Reliable indices that are consistently able to predict the linear growth promoting effects of recombinant human growth hormone (rhGH) in short children have long been sought.  The authors analyzed data from a National Cooperative Growth Study of the usefulness of IGF determinations, auxological measurements, and 12-hour serial GH measurements obtained every 20 minutes between 2000 and 0800 hours, in children who were treated with rhGH (0.29 mg/kg/week in 6+ weekly injections) for a mean of 3.6-3.8 years. There were 825 prepubertal children with short stature studied (mean height -2.8 SDS; bone age delay ~2.3 years).  The children were subdivided into one group of 300 (231 males, 69 females) with isolated GH deficiency (IGHD - peak GH response to provocative stimulation <10 ng/mL by unstated methods) and 525 (404 males, 121 females) with idiopathic short stature (ISS - peak stimulated GH response >10 ng/mL).  The data were analyzed by the cluster program.  In addition, a measurement of the “orderliness” or “regularity” of overnight spontaneous, endogenous GH secretion, which is termed “approximate entropy”, was calculated.

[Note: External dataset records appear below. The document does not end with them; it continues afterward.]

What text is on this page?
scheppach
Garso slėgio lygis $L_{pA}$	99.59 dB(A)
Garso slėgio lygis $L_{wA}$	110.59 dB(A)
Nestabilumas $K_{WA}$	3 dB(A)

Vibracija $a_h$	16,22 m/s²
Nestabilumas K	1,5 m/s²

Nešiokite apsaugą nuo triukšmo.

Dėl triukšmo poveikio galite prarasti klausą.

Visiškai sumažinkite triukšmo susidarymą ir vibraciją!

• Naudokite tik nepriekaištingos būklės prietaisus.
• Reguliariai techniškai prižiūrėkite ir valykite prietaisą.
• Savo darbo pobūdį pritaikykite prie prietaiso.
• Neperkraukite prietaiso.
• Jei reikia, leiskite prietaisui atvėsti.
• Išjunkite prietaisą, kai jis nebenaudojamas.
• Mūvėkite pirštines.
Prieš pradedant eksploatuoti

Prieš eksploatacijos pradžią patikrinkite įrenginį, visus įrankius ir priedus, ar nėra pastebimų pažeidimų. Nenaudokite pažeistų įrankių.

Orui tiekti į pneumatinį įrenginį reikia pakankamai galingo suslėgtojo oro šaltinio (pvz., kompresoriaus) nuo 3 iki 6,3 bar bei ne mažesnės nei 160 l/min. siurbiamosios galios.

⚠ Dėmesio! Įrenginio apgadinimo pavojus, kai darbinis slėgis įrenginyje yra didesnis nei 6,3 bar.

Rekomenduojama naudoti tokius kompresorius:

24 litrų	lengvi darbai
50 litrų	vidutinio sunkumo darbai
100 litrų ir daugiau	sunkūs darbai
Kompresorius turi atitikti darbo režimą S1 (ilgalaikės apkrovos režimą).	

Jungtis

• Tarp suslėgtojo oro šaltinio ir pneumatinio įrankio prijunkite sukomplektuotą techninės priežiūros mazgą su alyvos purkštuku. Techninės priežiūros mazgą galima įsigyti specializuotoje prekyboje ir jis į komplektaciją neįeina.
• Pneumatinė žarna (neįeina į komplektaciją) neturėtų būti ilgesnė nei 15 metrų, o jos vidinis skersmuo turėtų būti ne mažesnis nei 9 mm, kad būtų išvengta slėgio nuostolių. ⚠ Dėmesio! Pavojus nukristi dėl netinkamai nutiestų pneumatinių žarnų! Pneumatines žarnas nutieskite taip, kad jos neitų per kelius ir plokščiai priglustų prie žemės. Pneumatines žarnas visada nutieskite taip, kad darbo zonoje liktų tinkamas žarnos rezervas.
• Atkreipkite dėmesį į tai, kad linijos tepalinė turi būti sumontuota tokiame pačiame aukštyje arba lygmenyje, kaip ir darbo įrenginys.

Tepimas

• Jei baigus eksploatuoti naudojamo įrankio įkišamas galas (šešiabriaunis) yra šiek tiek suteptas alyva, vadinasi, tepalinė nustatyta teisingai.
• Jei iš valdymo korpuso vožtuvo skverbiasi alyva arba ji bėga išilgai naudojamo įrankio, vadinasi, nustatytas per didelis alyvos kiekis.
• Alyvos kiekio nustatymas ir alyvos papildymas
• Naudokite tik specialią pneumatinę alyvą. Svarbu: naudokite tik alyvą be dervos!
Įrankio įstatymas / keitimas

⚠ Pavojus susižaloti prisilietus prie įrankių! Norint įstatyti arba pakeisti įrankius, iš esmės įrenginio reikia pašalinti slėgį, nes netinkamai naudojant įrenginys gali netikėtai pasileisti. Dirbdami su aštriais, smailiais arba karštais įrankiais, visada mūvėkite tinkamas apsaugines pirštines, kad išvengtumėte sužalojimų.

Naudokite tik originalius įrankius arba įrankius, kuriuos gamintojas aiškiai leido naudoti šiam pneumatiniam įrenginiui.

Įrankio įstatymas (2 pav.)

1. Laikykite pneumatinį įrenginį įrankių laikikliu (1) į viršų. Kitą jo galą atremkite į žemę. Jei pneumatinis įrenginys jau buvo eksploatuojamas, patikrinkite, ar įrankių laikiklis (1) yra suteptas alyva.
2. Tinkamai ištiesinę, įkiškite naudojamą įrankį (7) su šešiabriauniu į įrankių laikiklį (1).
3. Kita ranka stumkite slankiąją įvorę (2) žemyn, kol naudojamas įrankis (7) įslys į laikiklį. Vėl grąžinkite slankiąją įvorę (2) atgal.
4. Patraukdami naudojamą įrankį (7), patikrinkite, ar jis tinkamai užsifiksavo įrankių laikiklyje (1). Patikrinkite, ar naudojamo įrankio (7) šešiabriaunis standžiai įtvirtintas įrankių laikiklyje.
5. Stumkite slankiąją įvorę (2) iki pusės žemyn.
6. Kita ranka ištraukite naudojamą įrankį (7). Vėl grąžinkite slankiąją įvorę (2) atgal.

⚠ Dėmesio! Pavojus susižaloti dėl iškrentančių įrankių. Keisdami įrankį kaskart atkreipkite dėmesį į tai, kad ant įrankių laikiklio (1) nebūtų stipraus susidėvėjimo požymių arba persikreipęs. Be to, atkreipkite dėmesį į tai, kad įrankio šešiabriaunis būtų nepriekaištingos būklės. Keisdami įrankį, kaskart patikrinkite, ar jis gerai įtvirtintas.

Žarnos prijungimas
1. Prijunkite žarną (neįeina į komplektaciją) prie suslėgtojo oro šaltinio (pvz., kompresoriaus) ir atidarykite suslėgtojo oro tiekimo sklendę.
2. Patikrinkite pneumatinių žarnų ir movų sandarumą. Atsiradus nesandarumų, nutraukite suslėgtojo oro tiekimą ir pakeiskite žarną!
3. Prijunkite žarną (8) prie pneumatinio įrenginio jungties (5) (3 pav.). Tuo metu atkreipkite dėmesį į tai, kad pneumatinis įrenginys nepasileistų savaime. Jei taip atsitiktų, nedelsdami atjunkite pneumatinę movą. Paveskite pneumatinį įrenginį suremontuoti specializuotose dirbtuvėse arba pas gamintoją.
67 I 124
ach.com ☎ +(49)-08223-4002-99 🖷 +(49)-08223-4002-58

As anticipated, mean and maximum spontaneous peak GH levels, pooled mean GH concentrations, and mean area under the GH peaks were significantly lower in subjects with IGHD than in those with ISS.  Interestingly, pretreatment IGF-I concentrations were similar in the two groups (120 and 125 ng/mL, respectively).  The increment in height SDS after treatment with rhGH was similar in the two groups (+1.2 to 1.3 SDS).  Significant but weak correlations (r <0.4) related rhGH-induced height increment to height deficit prior to treatment, duration of treatment, and mid parental height SDS in both groups.  Maximum stimulated GH values, spontaneous overnight GH measurements, and pre-treatment IGF-I levels were also inversely related to rhGH-induced growth, but again the r values were low (-0.15 to -0.395).  By multiple regression analyses, only the peak GH response to secretagogue was inversely correlated to treatment related height increment; spontaneous GH measurements were not related.  When data from children with “severe” IGHD (peak stimulated GH response <5 ng/mL) or “extreme” ISS (height <-3.3 SDS) were isolated and examined, spontaneous GH measurements were inversely related to treatment induced growth but did not improve calculated height prediction models.  Spontaneous GH secretion was more orderly in children with severe IGHD than those with “moderate” IGHD.  In the ISS subjects, GH secretion was more orderly in those with “mild” ISS, and IGF-I concentrations were higher than in those with extreme ISS.  The authors conclude that in general, serial measurements of spontaneous overnight GH secretion did not provide information helpful in the prediction of the linear growth response to rhGH, thus supporting the conclusion of several earlier studies of this question.

 

Rogol AD, et al.  Clin Endocrinol 2003;58:229-237.

 

First Editor’s Comment: Clearly, the diagnosis of IGHD is fraught with difficulty as 40-80 percent of such children will have normal GH secretion as adults.  Thus, there must be overlap between the diagnostic categories of IGHD and ISS in this study.  In this regard it is of interest that the “disorderliness” of GH secretion was greatest in those subjects with “moderate” IGHD and both “mild” and “extreme” ISS – implying a close relationship between these groups in the regulation of GH secretion.  As the investigators suggest, it may be that a defect in the “orderly” secretion of GH is translated into decreased tissue responsiveness to GH even though the absolute amount of GH secreted may be normal.  Although several factors were related to height increment on rhGH, none had the high r value we seek as an “absolute” predictor of response.  Hence, the search goes on!

 

Allen W. Root, MD

 

Second Editor’s Comment: I feel pressured to comment that a possible reason that many children appear to be GH deficient as children but not as adults is that the sex hormones stimulate GH release.  We use the same threshold criteria for GH release to secretagogues in adults as children.  How do we know that apparent isolated GHD children are not still partially GHD as adults?  Studies are needed in this group of patients when they reach adulthood to evaluate comparison of GH response to secretagogues in adults who were not thought to be GHD as children.  In such a study we might find that those diagnosed with GHD as children are still GHD as adults relative to others who were never short as children.  The fact that many pediatric endocrinologists used to prime suspect GHD children with testosterone before administering secretagogues for the purpose of exaggerating the GH response in suspect GHD children supports my hypothesis.

 

Robert M. Blizzard, MD

 

Third Editor’s Comment: In the previous issue of Growth, Genetics & Hormones (Vol. 19, No. 2) a paper by Lanes and Jacubowitz was reviewed.¹ These authors also showed that IGF-I and IGFBP3 were not useful in assessing the response to hGH therapy. Careful measurements and monitoring of growth are the gold standards.

 

Fima Lifshitz, MD

 

Reference

 

1. Lanes R, Jacubowitz S. J Pediatr 2002;141:606-610.